JESUS, NOSSO INTERCESSOR

 João 17.1-26 

Já ouvimos, neste evangelho, Jesus falando ao povo, aos inimigos e aos discípulos; agora, o ouvimos falando ao Pai. Embora se tratasse de momentos de íntima comunhão entre o Filho e o Pai, era, ao mesmo tempo, uma lição de Jesus aos seus discípulos (17.13). Esta é uma oração feita depois da instituição da Ceia; é uma oração de despedida, uma oração antes do sacrifício de Jesus na cruz, uma oração intercessora (Ryle, 2018). Está oração é conhecido como a oração sumo-sacerdotal de Cristo. “Nenhuma voz já se ouviu na terra, ou no céu, com maior arrebatamento, nem mais santa, mais frutífera, mais sublime, do que a do próprio Filho de Deus nesta oração” (Melâncton). 

Em sua oração, Jesus foca em quatro áreas: salvação, segurança, santidade e unidade (Lopes, 2015).
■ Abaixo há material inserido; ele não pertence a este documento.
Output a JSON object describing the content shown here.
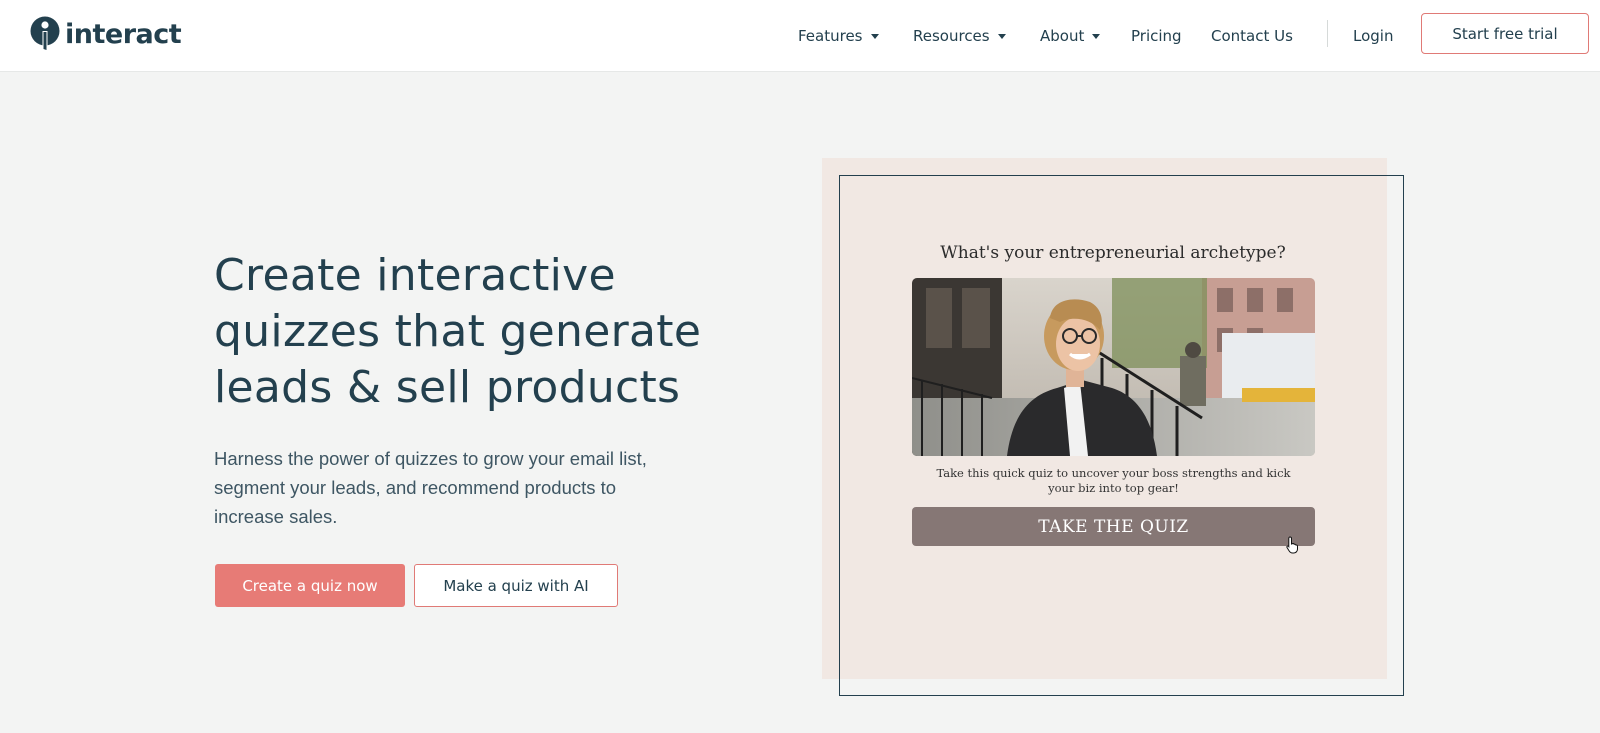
{
  "brand": {
    "name": "interact"
  },
  "nav": {
    "features": "Features",
    "resources": "Resources",
    "about": "About",
    "pricing": "Pricing",
    "contact": "Contact Us",
    "login": "Login",
    "trial": "Start free trial"
  },
  "hero": {
    "title": "Create interactive quizzes that generate leads & sell products",
    "subtitle": "Harness the power of quizzes to grow your email list, segment your leads, and recommend products to increase sales.",
    "primary_cta": "Create a quiz now",
    "secondary_cta": "Make a quiz with AI"
  },
  "quiz": {
    "title": "What's your entrepreneurial archetype?",
    "description": "Take this quick quiz to uncover your boss strengths and kick your biz into top gear!",
    "button": "TAKE THE QUIZ"
  },
  "colors": {
    "brand_dark": "#23404e",
    "accent_coral": "#e77b76",
    "quiz_button": "#867775",
    "quiz_background": "#f1e8e3",
    "page_background": "#f3f4f3"
  },
  "icons": [
    "interact-logo-icon",
    "chevron-down-icon",
    "pointer-cursor-icon"
  ]
}
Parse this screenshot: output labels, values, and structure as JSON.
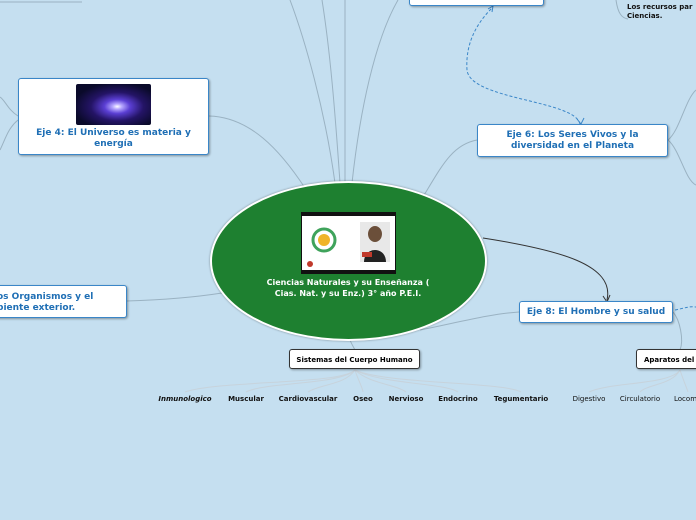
{
  "center": {
    "title": "Ciencias Naturales y su Enseñanza ( Cias. Nat. y su Enz.) 3° año P.E.I."
  },
  "nodes": {
    "eje4": "Eje  4: El Universo es materia y energía",
    "eje6": "Eje 6: Los Seres Vivos y la diversidad en el Planeta",
    "eje8": "Eje 8: El Hombre y su salud",
    "organismos": "os Organismos y el biente exterior.",
    "sistemas": "Sistemas del Cuerpo Humano",
    "aparatos": "Aparatos del"
  },
  "note": "Los recursos par Ciencias.",
  "sistemas_leaves": [
    "Inmunologico",
    "Muscular",
    "Cardiovascular",
    "Oseo",
    "Nervioso",
    "Endocrino",
    "Tegumentario"
  ],
  "aparatos_leaves": [
    "Digestivo",
    "Circulatorio",
    "Locom"
  ],
  "colors": {
    "background": "#c5dff0",
    "center": "#1e8030",
    "node_text": "#1f6fb5",
    "node_border": "#3a86c8"
  }
}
A oração tem três divisões (Wiersbe, 2006): Jesus ora por si mesmo e diz ao Pai que concluiu sua obra aqui na terra (João 17.1–5), ora por seus discípulos, pedindo ao Pai que os guarde e os santifique (João 17.6–19), e ora pela igreja inteira, para que possamos ser unidos nele e, um dia, participarmos de sua glória nos céus (João 17.20–26).

1. A oração de Jesus pelo seu ministério (João 17.1-5). Muitas vezes, Cristo disse que sua hora ainda não tinha chegado; mas, agora, sua hora de ir para a cruz havia chegado (17.1). Era chegada a ‘hora’ da transição de Jesus deste mundo para a glória que ele tinha com o Pai antes que o mundo fosse feito (Jo 17.5, 24). Jesus, portanto, estava a orar pela sua própria morte sacrificial (João 12.23-24, 27; 13.1, 31). É na cruz que ele cumpre o plano da redenção. É na cruz que ele revela ao mundo o amor e a justiça de Deus.

Esta petição inicial, ‘glorifique seu Filho’, implica uma reivindicação de divindade, visto que o Antigo Testamento afirma que Deus não dará sua glória a outro (Isaías 42.8; 48.11). O Filho pede ao Pai que o glorifique por meio da aceitação do sacrifício representado pela sua morte e da sua ressurreição dentre os mortos. Deus respondeu a esta petição, ressuscitando o Senhor Jesus no terceiro dia, e mais tarde levando-o de volta para o céu e coroando-o com glória e honra. Assim, o Filho de Deus é glorificado em Sua crucificação, ressurreição e entronização à direita de Deus. 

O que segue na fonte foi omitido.